By understanding where exactly problems with stress arise (when acute becomes chronic), how our body responds to different stressors on a physiological level, and the power of shifting our perspective towards the notion of "healthier stress", we have all the tools we need to start working with, and not against, our natural response to rough times.

With the knowledge that stress is designed to make us feel out of control, and the insight that a simple movement of the body or eyes can help us silence that frame of mind, we can begin to let it go - turning stress from foe, back into friend. 
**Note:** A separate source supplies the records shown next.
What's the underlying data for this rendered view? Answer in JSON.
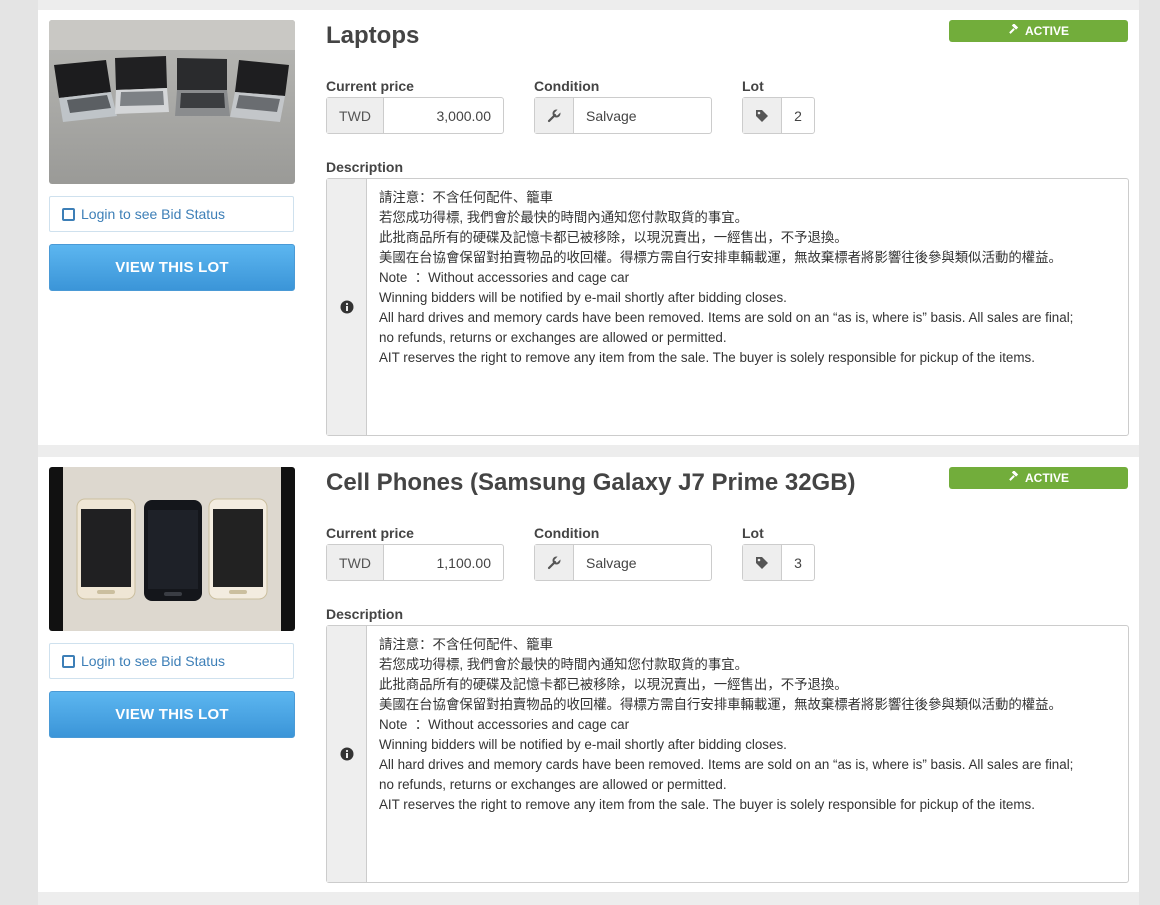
{
  "lots": [
    {
      "title": "Laptops",
      "badge": "ACTIVE",
      "bid_status": "Login to see Bid Status",
      "view_button": "VIEW THIS LOT",
      "price_label": "Current price",
      "currency": "TWD",
      "price": "3,000.00",
      "condition_label": "Condition",
      "condition": "Salvage",
      "lot_label": "Lot",
      "lot_number": "2",
      "description_label": "Description",
      "description": [
        "請注意：不含任何配件、籠車",
        "",
        "若您成功得標, 我們會於最快的時間內通知您付款取貨的事宜。",
        "此批商品所有的硬碟及記憶卡都已被移除，以現況賣出，一經售出，不予退換。",
        "美國在台協會保留對拍賣物品的收回權。得標方需自行安排車輛載運，無故棄標者將影響往後參與類似活動的權益。",
        "",
        "Note  ：Without accessories and cage car",
        "",
        "Winning bidders will be notified by e-mail shortly after bidding closes.",
        "All hard drives and memory cards have been removed. Items are sold on an “as is, where is” basis. All sales are final;",
        "no refunds, returns or exchanges are allowed or permitted.",
        "AIT reserves the right to remove any item from the sale. The buyer is solely responsible for pickup of the items."
      ]
    },
    {
      "title": "Cell Phones (Samsung Galaxy J7 Prime 32GB)",
      "badge": "ACTIVE",
      "bid_status": "Login to see Bid Status",
      "view_button": "VIEW THIS LOT",
      "price_label": "Current price",
      "currency": "TWD",
      "price": "1,100.00",
      "condition_label": "Condition",
      "condition": "Salvage",
      "lot_label": "Lot",
      "lot_number": "3",
      "description_label": "Description",
      "description": [
        "請注意：不含任何配件、籠車",
        "",
        "若您成功得標, 我們會於最快的時間內通知您付款取貨的事宜。",
        "此批商品所有的硬碟及記憶卡都已被移除，以現況賣出，一經售出，不予退換。",
        "美國在台協會保留對拍賣物品的收回權。得標方需自行安排車輛載運，無故棄標者將影響往後參與類似活動的權益。",
        "",
        "Note  ：Without accessories and cage car",
        "",
        "Winning bidders will be notified by e-mail shortly after bidding closes.",
        "All hard drives and memory cards have been removed. Items are sold on an “as is, where is” basis. All sales are final;",
        "no refunds, returns or exchanges are allowed or permitted.",
        "AIT reserves the right to remove any item from the sale. The buyer is solely responsible for pickup of the items."
      ]
    }
  ],
  "icons": {
    "badge": "gavel-icon",
    "checkbox": "square-checkbox-icon",
    "condition": "wrench-icon",
    "lot": "tag-icon",
    "description": "info-icon"
  },
  "colors": {
    "badge_green": "#72ad3b",
    "button_blue": "#4aa6e6",
    "link_blue": "#3d7fb7"
  }
}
Besides, at its very core stress is designed to motivate, and to act as a key signal that it’s time for a rest or a change. With time, and with practice, it’s good to know that our bodies will eventually get the memo.

Text References:

  1. McEwen B. S. (2006). Protective and damaging effects of stress mediators: central role of the brain. Dialogues in clinical neuroscience8(4), 367–381.
  2. Can, Y. S., Iles-Smith, H., Chalabianloo, N., Ekiz, D., Fernández-Álvarez, J., Repetto, C., Riva, G., & Ersoy, C. (2020). How to Relax in Stressful Situations: A Smart Stress Reduction System. Healthcare (Basel, Switzerland)8(2), 100.
  3. McEwen B. S. (2006). Protective and damaging effects of stress mediators: central role of the brain. Dialogues in clinical neuroscience8(4), 367–381.
  4. Keller, A., Litzelman, K., Wisk, L. E., Maddox, T., Cheng, E. R., Creswell, P. D., & Witt, W. P. (2012). Does the perception that stress affects health matter? The association with health and mortality. Health psychology : official journal of the Division of Health Psychology, American Psychological Association31(5), 677–684
  5. de Voogd, L. D., Kanen, J. W., Neville, D. A., Roelofs, K., Fernández, G., & Hermans, E. J. (2018). Eye-Movement Intervention Enhances Extinction via Amygdala Deactivation. The Journal of neuroscience : the official journal of the Society for Neuroscience38(40), 8694–8706.